Since the surgery, everything has changed, and continues to change, so fast that I think it's thrown me for a loop. Now that I am considered fairly "normal" sized, perhaps I feel like I have lost my niche - you know, the uniqueness of me being big AND sexy. I just don't know how to be "normal" and sexy. And even when I type 'normal' I feel weird, like I am a fraud. But, by all accounts of what people tell, I look fairly normal sized - though it's hard for me to see.

So I am caught in this weird twilight zone where I don't know how to be sexy and normal sized nor do I know how to accept that I am normal sized without feeling like a big fraud inside. So it's all a jumbled mess in my brain. All I know is that I miss the confidence that I once had. I miss the Kitty I once was.

Every time I get a compliment though, I am so grateful and I try to build on each one in my mind. It is my hope that the compliments will help me fully embrace the new me soon. They do help because they affirm me and help me gauge where I am at that point. I am also lucky because Scott constantly tells me how beautiful and sexy he thinks I am. He's always loved me as-is, even at my highest weight. If it weren't for him and his endless support, I really would be a mixed-up basket case!

The truth is - I am the only one who can change my feelings and attitude. Scott can't do it for me and neither can anyone else. I really do want to develop the same sense of confidence and sensuality in this new look that I had for so many years with my old look.
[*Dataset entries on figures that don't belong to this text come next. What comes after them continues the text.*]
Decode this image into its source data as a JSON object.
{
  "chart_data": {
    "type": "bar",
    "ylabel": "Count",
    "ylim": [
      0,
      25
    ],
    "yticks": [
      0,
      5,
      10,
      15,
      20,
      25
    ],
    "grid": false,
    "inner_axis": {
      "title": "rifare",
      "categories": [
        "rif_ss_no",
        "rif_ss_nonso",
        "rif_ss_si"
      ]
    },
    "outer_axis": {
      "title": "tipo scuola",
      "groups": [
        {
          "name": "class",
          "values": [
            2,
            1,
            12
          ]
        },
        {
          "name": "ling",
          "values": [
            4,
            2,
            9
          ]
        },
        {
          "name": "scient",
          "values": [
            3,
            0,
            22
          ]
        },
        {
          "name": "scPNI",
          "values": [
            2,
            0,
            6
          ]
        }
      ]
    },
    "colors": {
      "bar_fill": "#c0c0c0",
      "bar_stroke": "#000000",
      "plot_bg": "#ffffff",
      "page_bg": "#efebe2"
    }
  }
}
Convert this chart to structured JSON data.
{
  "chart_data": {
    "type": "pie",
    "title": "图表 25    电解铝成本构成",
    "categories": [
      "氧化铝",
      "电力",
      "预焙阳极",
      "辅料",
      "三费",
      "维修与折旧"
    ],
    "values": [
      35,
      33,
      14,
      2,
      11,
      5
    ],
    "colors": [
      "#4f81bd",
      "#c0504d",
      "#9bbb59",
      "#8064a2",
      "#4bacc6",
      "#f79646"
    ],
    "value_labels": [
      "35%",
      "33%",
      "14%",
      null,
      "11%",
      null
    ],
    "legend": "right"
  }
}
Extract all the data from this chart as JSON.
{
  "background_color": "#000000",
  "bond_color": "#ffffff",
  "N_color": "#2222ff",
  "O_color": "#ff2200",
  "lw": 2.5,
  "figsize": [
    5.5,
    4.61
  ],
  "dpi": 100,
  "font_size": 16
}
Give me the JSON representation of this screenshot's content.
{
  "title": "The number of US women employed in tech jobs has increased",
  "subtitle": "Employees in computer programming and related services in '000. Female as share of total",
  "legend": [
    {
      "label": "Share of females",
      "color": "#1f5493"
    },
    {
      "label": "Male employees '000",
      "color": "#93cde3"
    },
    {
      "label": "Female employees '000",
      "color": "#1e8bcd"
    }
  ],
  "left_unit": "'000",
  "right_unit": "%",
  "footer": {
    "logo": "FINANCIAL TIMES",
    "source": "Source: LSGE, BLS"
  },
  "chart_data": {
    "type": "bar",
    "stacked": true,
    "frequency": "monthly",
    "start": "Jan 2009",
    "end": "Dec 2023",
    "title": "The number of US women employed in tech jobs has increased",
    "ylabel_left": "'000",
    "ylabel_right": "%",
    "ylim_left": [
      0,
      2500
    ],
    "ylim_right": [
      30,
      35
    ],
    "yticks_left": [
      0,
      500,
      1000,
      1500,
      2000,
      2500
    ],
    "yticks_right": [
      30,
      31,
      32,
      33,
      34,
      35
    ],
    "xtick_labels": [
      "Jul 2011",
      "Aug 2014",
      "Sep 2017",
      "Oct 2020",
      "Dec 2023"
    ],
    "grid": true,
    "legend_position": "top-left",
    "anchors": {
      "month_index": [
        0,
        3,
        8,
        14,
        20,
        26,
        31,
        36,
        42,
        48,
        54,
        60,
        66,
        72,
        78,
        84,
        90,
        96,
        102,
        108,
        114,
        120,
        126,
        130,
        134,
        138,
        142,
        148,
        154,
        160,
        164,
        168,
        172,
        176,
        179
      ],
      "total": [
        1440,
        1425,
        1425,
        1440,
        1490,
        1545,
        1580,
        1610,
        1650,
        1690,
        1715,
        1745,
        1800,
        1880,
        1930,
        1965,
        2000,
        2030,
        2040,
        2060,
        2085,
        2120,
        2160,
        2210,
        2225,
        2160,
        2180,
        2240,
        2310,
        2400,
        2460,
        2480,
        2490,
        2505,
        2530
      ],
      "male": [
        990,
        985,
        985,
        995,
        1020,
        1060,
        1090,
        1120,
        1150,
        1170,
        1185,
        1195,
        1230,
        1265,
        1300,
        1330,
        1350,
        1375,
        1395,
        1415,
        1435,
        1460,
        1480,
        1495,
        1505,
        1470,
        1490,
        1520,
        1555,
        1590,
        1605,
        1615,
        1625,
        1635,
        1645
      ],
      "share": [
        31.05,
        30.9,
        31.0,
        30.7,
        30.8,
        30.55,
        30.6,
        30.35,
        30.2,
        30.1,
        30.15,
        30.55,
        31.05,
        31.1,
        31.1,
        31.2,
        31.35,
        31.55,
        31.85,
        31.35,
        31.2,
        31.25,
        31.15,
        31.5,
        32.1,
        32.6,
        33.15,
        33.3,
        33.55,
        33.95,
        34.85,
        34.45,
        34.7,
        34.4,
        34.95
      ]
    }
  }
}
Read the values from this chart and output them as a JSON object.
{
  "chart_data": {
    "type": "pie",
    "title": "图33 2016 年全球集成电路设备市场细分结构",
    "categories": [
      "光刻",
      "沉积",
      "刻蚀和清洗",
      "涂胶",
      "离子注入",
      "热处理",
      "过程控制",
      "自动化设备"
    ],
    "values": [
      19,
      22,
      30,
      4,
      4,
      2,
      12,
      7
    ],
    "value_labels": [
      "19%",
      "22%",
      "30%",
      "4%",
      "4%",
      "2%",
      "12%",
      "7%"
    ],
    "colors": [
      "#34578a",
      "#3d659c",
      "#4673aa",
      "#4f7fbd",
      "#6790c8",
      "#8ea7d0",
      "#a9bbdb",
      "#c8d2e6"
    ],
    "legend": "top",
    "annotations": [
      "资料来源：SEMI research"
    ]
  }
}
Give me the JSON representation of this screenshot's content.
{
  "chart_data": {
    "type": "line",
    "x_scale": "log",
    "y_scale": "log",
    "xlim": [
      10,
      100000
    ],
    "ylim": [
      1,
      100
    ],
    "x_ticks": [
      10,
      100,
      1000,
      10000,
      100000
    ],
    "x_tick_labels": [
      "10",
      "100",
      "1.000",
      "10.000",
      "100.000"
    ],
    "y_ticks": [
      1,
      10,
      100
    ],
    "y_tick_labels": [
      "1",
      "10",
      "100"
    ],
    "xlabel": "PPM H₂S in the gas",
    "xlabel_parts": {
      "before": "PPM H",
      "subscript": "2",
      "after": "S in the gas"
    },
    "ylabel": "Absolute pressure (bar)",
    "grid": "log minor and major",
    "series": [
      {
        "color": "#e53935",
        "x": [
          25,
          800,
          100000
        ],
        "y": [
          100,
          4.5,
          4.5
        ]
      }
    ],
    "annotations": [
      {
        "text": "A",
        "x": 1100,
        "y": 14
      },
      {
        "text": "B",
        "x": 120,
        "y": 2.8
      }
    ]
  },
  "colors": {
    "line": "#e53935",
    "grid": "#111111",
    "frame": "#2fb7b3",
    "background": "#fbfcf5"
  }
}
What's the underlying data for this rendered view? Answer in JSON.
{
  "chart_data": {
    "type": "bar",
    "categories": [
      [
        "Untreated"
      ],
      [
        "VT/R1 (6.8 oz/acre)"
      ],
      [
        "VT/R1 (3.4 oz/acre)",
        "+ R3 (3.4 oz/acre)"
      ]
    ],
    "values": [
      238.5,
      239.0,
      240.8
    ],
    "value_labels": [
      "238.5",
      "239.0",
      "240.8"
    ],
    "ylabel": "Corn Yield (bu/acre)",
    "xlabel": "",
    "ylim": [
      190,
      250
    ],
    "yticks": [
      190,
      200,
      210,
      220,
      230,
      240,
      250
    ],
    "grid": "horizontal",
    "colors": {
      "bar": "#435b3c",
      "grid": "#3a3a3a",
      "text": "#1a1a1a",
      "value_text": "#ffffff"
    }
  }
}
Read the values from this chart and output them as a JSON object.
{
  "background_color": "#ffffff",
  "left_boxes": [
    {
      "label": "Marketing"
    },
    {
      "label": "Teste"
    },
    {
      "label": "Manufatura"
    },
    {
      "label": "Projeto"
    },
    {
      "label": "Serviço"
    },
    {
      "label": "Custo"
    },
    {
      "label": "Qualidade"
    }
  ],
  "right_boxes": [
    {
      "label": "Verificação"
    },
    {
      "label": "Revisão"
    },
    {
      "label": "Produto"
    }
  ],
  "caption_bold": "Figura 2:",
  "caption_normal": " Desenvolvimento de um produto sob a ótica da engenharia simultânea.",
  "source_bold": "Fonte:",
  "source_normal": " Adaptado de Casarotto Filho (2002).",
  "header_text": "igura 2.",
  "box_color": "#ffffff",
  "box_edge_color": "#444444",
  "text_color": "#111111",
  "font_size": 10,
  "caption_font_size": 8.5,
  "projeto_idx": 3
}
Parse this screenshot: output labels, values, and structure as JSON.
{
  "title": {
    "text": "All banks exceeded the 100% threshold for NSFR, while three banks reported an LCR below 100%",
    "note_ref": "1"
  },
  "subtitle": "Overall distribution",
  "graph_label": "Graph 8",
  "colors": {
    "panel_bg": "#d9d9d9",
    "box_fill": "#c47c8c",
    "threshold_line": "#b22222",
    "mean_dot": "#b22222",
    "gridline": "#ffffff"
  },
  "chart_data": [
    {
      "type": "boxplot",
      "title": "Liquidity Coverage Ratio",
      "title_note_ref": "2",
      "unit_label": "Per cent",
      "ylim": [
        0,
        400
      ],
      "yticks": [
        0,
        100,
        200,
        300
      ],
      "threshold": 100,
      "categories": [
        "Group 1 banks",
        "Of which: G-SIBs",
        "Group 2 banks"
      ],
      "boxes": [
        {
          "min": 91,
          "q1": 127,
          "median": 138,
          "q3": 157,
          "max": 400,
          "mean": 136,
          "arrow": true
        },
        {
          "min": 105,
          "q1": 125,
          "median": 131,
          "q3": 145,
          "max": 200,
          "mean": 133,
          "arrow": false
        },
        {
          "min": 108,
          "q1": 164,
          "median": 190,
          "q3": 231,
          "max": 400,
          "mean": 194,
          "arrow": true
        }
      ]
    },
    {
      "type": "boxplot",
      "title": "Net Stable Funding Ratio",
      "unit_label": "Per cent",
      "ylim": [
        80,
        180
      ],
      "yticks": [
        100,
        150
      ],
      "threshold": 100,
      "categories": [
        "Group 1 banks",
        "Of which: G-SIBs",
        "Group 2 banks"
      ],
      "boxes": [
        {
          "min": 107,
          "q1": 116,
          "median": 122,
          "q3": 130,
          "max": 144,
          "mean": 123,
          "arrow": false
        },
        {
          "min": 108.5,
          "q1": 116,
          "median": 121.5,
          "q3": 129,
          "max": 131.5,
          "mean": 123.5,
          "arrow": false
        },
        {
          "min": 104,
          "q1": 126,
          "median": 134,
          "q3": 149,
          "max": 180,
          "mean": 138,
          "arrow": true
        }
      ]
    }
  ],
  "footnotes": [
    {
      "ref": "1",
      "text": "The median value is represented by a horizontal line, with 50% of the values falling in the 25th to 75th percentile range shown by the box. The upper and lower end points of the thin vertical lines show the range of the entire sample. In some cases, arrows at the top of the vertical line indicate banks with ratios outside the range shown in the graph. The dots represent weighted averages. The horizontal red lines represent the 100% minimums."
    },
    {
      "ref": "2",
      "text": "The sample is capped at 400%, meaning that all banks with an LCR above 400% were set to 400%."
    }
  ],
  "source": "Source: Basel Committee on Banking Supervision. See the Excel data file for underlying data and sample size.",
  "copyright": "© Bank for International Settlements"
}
Being shy is definitely not me. Sure, most would say that I still seem outgoing and like the old me. But I'm not inside. The confidence and spark are not there. When I withdraw, like I have been in some ways, I feel cut off.

I need to let my light shine again. I know I can do that if I live by my own advice to others and remember that "Attitude is everything" and "Sexy comes in all sizes" - even in smaller packages.


A WOW moment

I had a great WOW moment this week: I actually wore size 14 Gap pants!! What else makes this a wow moment is that they were the pants of one of my employees. Granted, they are her fat pants. But like Toni said, Kendra has never been fat to us, so to wear anything of hers is a major victory! Kendra actually has an awesome body.

As I told Toni, the Gap has always been the epitome of stores I never dreamed I could shop in. Even in high school, I couldn't wear Gap clothes. In fact, during that time I worked at Lane Bryant and next door to us was the Gap. I always hated walking by that store on my way into work. At night, when were closing, I hated seeing the Gap girls walk by our store as they left for the night. I would always want to be someone who worked in a trendy store and who could fit into their clothes.

Now I can. :-)

To see a Gap label in my pants is so awesome. I know it seems very insignificant, but it represents a great deal to me and how far I have come. yay!!

***

I have one more thing to talk about - the Obesity Help Houston Conference. Instead of tacking it on here, I will give it a separate entry.

I am so glad I got this caught up. I always feel better when I am current on my journal and website. It helps me keep my focus too. It's so easy to get caught up in the day-to-day activities of life and lose your focus on this journey. I want to continue my success, so I know I need to continue to stay plugged in.

If you need to get plugged in or just want someone who understands to talk to, feel free to write me. I would love to hear from you.

Thank You God for all your blessings. I never want to take them for granted.